Las guerras son un drenaje sanguíneo, una sangría para que las sociedades sigan su curso trazado, piensa e imagina, apelando a viejas teorías sobre la memoria recién leídas. Se trató nada menos que de una batalla que decidiría una guerra, es decir, una batalla decisiva. Y como Cancino suele ser diletante no puede dejar de recordar un episodio de la novela de Italo Calvino, El vizconde demediado, en que surge un paisaje post batalla donde los cuerpos de los combatientes muertos parecen emplumados porque unas aves de carroña están sobre ellos, una imagen espeluznante en que la catástrofe distorsiona radicalmente el paisaje. Eran otras épocas, otros modelos, otras imágenes, piensa Cancino. Y se le viene a la mente Patton, la película, el general en un campo de batalla lleno de cadáveres, y él extasiado, sin poder evitar sentir placer frente al espectáculo. O el personaje del coronel Kilgore en Apocalipsis Now, interpretado por Robert Duval, que huele fascinado el aroma del napalm y lo llama “olor a victoria”. Todo esto a propósito de que mandan a bombardear un área selvática atestada de enemigos, cuya presencia les impedía practicar surf.

Cancino se crió con el olor del mar, que es muy distinto y diverso, cercano a los placeres de mesa, pero siempre amenazado por la putrefacción como efecto supremo e ineludible de la salinidad, que rompe el orden establecido de los objetos. Ve el mar desde su ventana y entiende que debió partir hace rato, pero tuvo que optar por otra cosa por falta de recursos. El trabajo en el que está poniendo parte de su energía es un hecho histórico nunca del todo resuelto y de una visibilidad muy exigua. Lo hace porque es una especie de oportunidad pseudo académica que se le presenta para justificar un trabajo de relaciones públicas o en el área de las comunicaciones. Un hecho histórico sanguinolento, piensa o dice, necesita de una visualidad que lo haga atendible por la memoria o por la simple crónica, si se puede expresar así. Necesitaría, cree él, otras determinaciones, más aún si se trata de una batalla clásica en el marco de una guerra casi convencional, porque nada en nuestra historia es totalmente convencional. La lectura odorífera sería algo posterior y tiene que ver con los efectos de la carnicería más allá de los códigos habituales de percepción. Un intento de lectura que siguiera otros parámetros.
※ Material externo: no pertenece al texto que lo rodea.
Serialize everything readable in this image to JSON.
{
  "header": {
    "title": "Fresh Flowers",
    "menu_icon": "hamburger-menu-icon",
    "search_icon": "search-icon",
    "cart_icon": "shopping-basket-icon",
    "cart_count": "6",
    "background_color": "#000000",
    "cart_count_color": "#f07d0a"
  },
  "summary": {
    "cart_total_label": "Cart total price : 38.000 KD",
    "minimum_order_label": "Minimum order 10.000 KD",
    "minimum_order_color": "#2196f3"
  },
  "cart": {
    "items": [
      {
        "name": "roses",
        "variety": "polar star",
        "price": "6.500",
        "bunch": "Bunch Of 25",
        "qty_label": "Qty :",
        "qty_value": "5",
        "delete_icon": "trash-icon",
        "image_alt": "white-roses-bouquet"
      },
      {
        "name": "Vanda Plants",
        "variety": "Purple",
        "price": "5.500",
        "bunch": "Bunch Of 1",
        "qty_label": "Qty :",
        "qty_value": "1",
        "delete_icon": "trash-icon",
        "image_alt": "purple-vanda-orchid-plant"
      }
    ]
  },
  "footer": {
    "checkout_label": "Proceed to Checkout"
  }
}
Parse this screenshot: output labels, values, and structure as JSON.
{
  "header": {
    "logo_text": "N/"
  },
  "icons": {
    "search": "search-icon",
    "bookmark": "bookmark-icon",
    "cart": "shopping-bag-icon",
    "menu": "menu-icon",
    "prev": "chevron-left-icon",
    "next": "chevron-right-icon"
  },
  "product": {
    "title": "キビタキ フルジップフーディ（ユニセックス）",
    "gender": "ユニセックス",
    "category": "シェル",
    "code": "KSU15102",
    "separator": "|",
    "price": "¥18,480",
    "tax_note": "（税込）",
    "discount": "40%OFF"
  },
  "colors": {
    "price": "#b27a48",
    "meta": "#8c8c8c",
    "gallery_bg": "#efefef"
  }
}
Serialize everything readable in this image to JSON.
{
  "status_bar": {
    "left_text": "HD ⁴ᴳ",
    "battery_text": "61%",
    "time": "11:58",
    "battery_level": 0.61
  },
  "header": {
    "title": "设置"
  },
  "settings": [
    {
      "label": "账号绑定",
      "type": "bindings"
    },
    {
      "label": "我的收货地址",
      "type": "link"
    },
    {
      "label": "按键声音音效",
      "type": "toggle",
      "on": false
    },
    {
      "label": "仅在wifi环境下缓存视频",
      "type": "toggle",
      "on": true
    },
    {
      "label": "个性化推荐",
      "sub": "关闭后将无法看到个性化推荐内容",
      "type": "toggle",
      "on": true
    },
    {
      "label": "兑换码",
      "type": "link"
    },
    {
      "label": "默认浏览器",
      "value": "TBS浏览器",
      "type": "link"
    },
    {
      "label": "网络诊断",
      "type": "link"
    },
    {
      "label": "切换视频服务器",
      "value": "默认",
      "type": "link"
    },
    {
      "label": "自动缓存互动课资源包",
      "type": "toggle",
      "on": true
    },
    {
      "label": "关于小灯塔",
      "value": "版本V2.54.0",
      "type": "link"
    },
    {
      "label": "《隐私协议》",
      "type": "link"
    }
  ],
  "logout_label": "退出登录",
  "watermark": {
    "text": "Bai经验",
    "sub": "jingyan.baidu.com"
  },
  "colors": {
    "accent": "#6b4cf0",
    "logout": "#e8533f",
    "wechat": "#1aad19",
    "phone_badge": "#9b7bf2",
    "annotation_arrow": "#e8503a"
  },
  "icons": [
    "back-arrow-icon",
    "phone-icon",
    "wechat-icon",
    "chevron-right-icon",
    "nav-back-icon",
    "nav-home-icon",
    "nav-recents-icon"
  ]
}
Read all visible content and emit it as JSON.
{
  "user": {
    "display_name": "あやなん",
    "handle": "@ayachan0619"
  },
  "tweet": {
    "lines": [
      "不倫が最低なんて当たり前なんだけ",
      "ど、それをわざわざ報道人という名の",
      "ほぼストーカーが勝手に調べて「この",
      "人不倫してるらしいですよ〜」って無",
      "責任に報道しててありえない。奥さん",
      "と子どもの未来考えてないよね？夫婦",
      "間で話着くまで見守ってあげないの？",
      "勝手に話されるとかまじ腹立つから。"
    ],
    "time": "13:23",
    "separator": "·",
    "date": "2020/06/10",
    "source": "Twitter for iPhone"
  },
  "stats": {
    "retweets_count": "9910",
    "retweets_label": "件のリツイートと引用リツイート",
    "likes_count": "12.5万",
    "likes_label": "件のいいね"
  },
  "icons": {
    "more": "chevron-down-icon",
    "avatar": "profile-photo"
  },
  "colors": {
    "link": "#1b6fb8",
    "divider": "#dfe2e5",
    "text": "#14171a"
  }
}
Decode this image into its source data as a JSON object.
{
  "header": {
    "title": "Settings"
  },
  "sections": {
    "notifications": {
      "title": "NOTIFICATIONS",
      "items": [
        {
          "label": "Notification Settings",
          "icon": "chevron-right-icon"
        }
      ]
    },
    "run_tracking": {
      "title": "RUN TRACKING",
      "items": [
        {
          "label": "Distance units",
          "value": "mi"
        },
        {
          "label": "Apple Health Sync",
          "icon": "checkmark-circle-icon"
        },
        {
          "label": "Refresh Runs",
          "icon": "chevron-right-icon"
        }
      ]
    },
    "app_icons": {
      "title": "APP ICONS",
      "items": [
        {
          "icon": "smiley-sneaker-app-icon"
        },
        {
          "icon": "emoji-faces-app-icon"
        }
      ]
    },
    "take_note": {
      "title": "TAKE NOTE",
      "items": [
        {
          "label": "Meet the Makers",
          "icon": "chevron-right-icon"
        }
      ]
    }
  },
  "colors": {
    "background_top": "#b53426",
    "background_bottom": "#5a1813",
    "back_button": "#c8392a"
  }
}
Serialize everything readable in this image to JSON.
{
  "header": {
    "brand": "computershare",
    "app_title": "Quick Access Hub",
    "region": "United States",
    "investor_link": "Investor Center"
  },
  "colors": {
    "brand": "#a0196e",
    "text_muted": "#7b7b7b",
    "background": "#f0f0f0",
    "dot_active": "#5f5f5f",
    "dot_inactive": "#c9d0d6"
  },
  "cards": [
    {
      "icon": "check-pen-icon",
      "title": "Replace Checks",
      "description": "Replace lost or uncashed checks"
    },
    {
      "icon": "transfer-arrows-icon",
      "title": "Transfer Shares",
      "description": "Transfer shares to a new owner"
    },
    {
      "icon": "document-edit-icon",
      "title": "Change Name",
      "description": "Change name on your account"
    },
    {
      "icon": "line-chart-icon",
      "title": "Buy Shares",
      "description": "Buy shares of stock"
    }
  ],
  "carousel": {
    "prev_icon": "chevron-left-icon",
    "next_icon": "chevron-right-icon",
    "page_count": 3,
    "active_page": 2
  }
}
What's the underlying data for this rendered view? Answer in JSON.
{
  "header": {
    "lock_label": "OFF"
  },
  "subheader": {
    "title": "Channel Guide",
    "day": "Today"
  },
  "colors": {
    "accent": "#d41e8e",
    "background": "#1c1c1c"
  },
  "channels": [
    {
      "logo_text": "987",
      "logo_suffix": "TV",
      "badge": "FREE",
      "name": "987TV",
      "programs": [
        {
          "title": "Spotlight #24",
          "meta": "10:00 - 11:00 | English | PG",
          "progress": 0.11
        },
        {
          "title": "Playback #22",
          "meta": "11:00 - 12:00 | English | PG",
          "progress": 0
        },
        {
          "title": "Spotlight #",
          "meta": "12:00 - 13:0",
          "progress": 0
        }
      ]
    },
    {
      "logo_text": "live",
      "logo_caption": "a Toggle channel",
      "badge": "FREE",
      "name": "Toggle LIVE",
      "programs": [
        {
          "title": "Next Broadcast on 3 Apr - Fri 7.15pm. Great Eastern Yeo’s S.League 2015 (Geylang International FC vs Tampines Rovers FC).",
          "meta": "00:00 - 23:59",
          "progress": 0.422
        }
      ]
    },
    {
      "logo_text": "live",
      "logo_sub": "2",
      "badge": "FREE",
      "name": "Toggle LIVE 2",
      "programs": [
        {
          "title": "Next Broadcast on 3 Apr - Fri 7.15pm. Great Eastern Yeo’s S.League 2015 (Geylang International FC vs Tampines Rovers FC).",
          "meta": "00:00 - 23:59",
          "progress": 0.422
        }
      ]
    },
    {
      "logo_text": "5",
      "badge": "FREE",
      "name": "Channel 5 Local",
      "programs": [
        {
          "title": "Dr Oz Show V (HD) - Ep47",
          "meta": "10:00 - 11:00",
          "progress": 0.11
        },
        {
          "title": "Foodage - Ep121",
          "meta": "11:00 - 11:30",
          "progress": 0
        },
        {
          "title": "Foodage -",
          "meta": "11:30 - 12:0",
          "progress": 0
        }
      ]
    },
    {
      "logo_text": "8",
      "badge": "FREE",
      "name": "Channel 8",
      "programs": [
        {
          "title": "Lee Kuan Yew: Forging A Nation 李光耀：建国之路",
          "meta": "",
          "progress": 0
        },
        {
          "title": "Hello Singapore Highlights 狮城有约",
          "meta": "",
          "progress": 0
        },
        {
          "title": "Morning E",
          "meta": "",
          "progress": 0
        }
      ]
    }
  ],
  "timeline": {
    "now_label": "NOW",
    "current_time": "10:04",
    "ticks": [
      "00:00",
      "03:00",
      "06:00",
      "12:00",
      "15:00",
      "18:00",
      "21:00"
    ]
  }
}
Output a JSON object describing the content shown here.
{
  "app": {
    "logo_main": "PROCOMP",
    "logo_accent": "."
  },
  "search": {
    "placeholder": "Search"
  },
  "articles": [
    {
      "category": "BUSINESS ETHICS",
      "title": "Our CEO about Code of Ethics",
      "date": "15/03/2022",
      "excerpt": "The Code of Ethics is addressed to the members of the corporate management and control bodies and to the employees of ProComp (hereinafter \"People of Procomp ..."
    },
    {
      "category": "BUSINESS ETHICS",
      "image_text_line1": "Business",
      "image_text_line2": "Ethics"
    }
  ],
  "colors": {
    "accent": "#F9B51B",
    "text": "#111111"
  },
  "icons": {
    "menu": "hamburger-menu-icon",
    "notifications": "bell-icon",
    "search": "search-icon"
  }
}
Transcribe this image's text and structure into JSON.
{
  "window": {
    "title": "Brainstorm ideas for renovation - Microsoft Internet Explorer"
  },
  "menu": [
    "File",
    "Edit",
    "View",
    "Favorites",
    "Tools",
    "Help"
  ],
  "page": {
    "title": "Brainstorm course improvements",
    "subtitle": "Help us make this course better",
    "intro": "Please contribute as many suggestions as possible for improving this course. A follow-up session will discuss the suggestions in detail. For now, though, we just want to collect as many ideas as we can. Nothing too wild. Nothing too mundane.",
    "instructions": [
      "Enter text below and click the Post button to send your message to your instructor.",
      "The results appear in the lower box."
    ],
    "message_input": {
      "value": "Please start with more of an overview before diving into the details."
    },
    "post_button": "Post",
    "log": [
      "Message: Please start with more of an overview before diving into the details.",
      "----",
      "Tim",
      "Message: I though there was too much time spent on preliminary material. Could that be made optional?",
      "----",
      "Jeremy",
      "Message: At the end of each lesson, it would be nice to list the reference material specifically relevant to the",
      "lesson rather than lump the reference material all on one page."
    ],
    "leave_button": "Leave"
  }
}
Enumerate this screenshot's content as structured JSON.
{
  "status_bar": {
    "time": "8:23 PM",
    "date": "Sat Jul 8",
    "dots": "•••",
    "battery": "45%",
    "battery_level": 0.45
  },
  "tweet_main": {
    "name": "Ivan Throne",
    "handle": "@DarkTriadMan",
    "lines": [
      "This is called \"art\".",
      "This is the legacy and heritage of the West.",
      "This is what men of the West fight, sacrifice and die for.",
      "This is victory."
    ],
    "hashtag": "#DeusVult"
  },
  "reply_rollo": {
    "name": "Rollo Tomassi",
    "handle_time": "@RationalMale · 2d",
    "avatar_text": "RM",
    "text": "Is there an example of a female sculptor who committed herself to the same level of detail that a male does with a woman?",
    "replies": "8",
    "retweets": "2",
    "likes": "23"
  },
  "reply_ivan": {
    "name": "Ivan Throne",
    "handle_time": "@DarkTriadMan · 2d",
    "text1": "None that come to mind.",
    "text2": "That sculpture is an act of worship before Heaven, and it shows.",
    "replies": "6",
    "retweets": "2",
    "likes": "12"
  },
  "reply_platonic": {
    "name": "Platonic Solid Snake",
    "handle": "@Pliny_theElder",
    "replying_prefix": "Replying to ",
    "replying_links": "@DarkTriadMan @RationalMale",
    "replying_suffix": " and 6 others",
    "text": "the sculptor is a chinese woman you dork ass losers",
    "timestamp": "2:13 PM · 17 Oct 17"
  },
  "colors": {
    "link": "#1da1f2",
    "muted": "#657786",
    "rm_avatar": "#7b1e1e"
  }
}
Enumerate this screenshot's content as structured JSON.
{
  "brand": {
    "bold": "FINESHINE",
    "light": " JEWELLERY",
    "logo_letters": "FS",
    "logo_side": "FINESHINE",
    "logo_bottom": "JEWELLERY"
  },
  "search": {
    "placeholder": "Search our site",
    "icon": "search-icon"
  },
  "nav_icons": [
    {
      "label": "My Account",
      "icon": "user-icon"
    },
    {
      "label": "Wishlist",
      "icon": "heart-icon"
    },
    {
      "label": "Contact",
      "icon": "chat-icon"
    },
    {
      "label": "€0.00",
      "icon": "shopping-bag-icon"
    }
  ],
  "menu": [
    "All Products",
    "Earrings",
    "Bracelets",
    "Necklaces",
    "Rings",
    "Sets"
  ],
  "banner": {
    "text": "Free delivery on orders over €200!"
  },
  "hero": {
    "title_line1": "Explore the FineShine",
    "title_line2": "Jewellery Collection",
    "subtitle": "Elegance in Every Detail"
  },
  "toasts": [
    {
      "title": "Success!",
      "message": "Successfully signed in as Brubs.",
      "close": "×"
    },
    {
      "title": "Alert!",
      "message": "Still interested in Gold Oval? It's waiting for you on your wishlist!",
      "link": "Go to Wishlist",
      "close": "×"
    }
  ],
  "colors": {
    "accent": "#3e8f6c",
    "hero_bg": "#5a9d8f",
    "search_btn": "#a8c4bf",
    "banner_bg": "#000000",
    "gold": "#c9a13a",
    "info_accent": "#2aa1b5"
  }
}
La historia de las batallas despide una imagen que, entre otras, reproduce la de las aves carroñeras sobrevolando objetivos (o su presa) en un área extensa o en un amplio radio que después denominaremos paisaje o tal vez campo de batalla, en este caso se trataría, quizás, de un kilómetro de radio o más, en una especie de onda expansiva del combate, en un terreno tapizado de aves plumíferas y algunos mamíferos, descarnando masas sanguinolentas de cuerpos de soldados, ennegrecidos por el humo de la pólvora o cubiertos por una masa oscura de barro y sangre. Cancino imagina a jotes, tiuques y traros en un festín que el buen sentido debe impedir. Se impone la necesidad de una sepultura colectiva, para eso la historia consigna una gran zanja, la quema de los restos y la consabida cal. El campo de batalla se extiende, frontalmente hablando, por varios kilómetros, quizás unos cuatro, eso imagina o recuerda. Luego, con los saqueos, violaciones y asesinatos se extendería a varias ciudades, aunque ahí la noción de campo de batalla se diluye. A largas distancias es posible distinguir sus efectos: la polvareda y el humo (aunque es muy posible que ese 28 de agosto haya estado muy barroso porque había llovido la víspera, y el terreno mojado es más pesado), los estruendos de la artillería y la fusilería, el griterío y el quejido o llanto sordo de soldados heridos abandonados a su suerte. Todo eso debió verse y/o escucharse, en los cerros porteños, incluso en el plan, supone Cancino, que por lo general está imaginando, recordando y suponiendo, que son sus grandes facultades cognitivas.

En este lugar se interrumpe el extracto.